Un peu de pesticide dans votre vin ?

Ils sont beaux ces vignobles du Giennois, même sous la pluie. Ils attendent le printemps et les belles grappes de l’été. Les pesticides ? Indispensables, regrette un viticulteur. Manifestations anti-pesticides dans la Gironde. Un agriculteur gagne son combat contre Monsanto. Comment obtenir justice? Les magistrats allemands contre l'arbitrage privé.

Fils et petit-fils de viticulteur, un agriculteur-viticulteur nous raconte le dilemme : impossible de produire assez de vin sans avoir recours aux produits chimiques, sinon le raisin risque d’être attaqué par le mildiou, l’oïdium et autres botrytis. Pourquoi ne pas soigner en cas de maladie ? Parce qu’il n’existe aucun traitement curatif permettant d’éviter une perte grave de production, affirme-t-il. « Donc, on traite par prévention, en fonction des saisons et des pluies. La seule chose que l’on peut éviter partiellement, ce sont les herbicides au pied des vignes car un ramassage mécanique des herbes envahissantes est encore possible », du moins pour les viticulteurs qui veulent limiter l’usage de ces produits. 

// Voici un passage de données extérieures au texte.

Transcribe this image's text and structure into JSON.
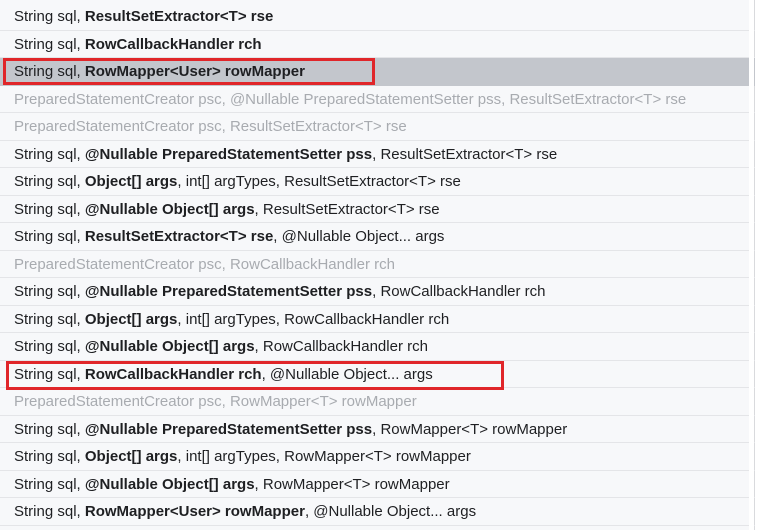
{
  "rows": [
    {
      "segments": [
        {
          "t": "String sql, ",
          "b": false
        },
        {
          "t": "ResultSetExtractor<T> rse",
          "b": true
        }
      ],
      "state": "normal"
    },
    {
      "segments": [
        {
          "t": "String sql, ",
          "b": false
        },
        {
          "t": "RowCallbackHandler rch",
          "b": true
        }
      ],
      "state": "normal"
    },
    {
      "segments": [
        {
          "t": "String sql, ",
          "b": false
        },
        {
          "t": "RowMapper<User> rowMapper",
          "b": true
        }
      ],
      "state": "selected"
    },
    {
      "segments": [
        {
          "t": "PreparedStatementCreator psc, @Nullable PreparedStatementSetter pss, ResultSetExtractor<T> rse",
          "b": false
        }
      ],
      "state": "disabled"
    },
    {
      "segments": [
        {
          "t": "PreparedStatementCreator psc, ResultSetExtractor<T> rse",
          "b": false
        }
      ],
      "state": "disabled"
    },
    {
      "segments": [
        {
          "t": "String sql, ",
          "b": false
        },
        {
          "t": "@Nullable PreparedStatementSetter pss",
          "b": true
        },
        {
          "t": ", ResultSetExtractor<T> rse",
          "b": false
        }
      ],
      "state": "normal"
    },
    {
      "segments": [
        {
          "t": "String sql, ",
          "b": false
        },
        {
          "t": "Object[] args",
          "b": true
        },
        {
          "t": ", int[] argTypes, ResultSetExtractor<T> rse",
          "b": false
        }
      ],
      "state": "normal"
    },
    {
      "segments": [
        {
          "t": "String sql, ",
          "b": false
        },
        {
          "t": "@Nullable Object[] args",
          "b": true
        },
        {
          "t": ", ResultSetExtractor<T> rse",
          "b": false
        }
      ],
      "state": "normal"
    },
    {
      "segments": [
        {
          "t": "String sql, ",
          "b": false
        },
        {
          "t": "ResultSetExtractor<T> rse",
          "b": true
        },
        {
          "t": ", @Nullable Object... args",
          "b": false
        }
      ],
      "state": "normal"
    },
    {
      "segments": [
        {
          "t": "PreparedStatementCreator psc, RowCallbackHandler rch",
          "b": false
        }
      ],
      "state": "disabled"
    },
    {
      "segments": [
        {
          "t": "String sql, ",
          "b": false
        },
        {
          "t": "@Nullable PreparedStatementSetter pss",
          "b": true
        },
        {
          "t": ", RowCallbackHandler rch",
          "b": false
        }
      ],
      "state": "normal"
    },
    {
      "segments": [
        {
          "t": "String sql, ",
          "b": false
        },
        {
          "t": "Object[] args",
          "b": true
        },
        {
          "t": ", int[] argTypes, RowCallbackHandler rch",
          "b": false
        }
      ],
      "state": "normal"
    },
    {
      "segments": [
        {
          "t": "String sql, ",
          "b": false
        },
        {
          "t": "@Nullable Object[] args",
          "b": true
        },
        {
          "t": ", RowCallbackHandler rch",
          "b": false
        }
      ],
      "state": "normal"
    },
    {
      "segments": [
        {
          "t": "String sql, ",
          "b": false
        },
        {
          "t": "RowCallbackHandler rch",
          "b": true
        },
        {
          "t": ", @Nullable Object... args",
          "b": false
        }
      ],
      "state": "normal"
    },
    {
      "segments": [
        {
          "t": "PreparedStatementCreator psc, RowMapper<T> rowMapper",
          "b": false
        }
      ],
      "state": "disabled"
    },
    {
      "segments": [
        {
          "t": "String sql, ",
          "b": false
        },
        {
          "t": "@Nullable PreparedStatementSetter pss",
          "b": true
        },
        {
          "t": ", RowMapper<T> rowMapper",
          "b": false
        }
      ],
      "state": "normal"
    },
    {
      "segments": [
        {
          "t": "String sql, ",
          "b": false
        },
        {
          "t": "Object[] args",
          "b": true
        },
        {
          "t": ", int[] argTypes, RowMapper<T> rowMapper",
          "b": false
        }
      ],
      "state": "normal"
    },
    {
      "segments": [
        {
          "t": "String sql, ",
          "b": false
        },
        {
          "t": "@Nullable Object[] args",
          "b": true
        },
        {
          "t": ", RowMapper<T> rowMapper",
          "b": false
        }
      ],
      "state": "normal"
    },
    {
      "segments": [
        {
          "t": "String sql, ",
          "b": false
        },
        {
          "t": "RowMapper<User> rowMapper",
          "b": true
        },
        {
          "t": ", @Nullable Object... args",
          "b": false
        }
      ],
      "state": "normal"
    }
  ],
  "colors": {
    "selected_bg": "#c3c6cc",
    "disabled_text": "#a8abb0",
    "highlight_border": "#e0262a"
  }
}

« Ne croyez pas que cela nous amuse, ces produits sont coûteux. Si nous pouvions en faire l’économie, on le ferait. Par contre, impossible de produire du vin sans y ajouter du soufre qui empêche la fermentation. »

Pour en savoir plus sur ces maladies, je tombe sur le site de BASF, une multinationale allemande bien connue pour être le plus grande groupe chimique au monde, selon Wikipédia. Une longue histoire représentative du développement industriel européen.

En plus de la description des maladies de la vigne et de la présentation des produits ad hoc, la firme affiche clairement ceci : « Avant toute utilisation, assurez-vous que celle-ci est indispensable. Privilégiez chaque fois que possible les méthodes alternatives et les produits présentant le risque le plus faible pour la santé humaine et animale et pour l’environnement, conformément aux principes de la protection intégrée, consultez ​http://agriculture.gouv.fr/ecophyto. »

« Je connais plusieurs viticulteurs qui ont essayé de faire du bio : impossible d’en vivre, poursuit notre interlocuteur. L’un d’eux a été obligé de vendre sa parcelle à un viticulteur plus important et il travaille comme ouvrier chez celui qui l’a racheté. Alors, que pouvons-nous faire ? Même de gros producteurs du Sancerrois qui font du bio sont obligés de garder une partie non bio sinon le risque est trop grand de toute perdre. »

Dont acte. Le vin est bon, tout de même, je puis vous le garantir et il ne donne pas mal à la tête… « Nous dosons le soufre très soigneusement, en fonction des analyses de laboratoire que nous faisons régulièrement. » Et de nous montrer comment, dans les temps anciens, avant les laboratoires très perfectionnés d’aujourd’hui, les viticulteurs testaient le « travail » du vin, la teneur en sucre, son acidité dans des fascinantes éprouvettes qui font penser au laboratoire de Pasteur… « Et les résultats étaient très fiables, nous dit fièrement notre viticulteur, quasi comparables à ceux des laboratoires actuels ». Mais cela demandait quand même plus de manipulations et de temps.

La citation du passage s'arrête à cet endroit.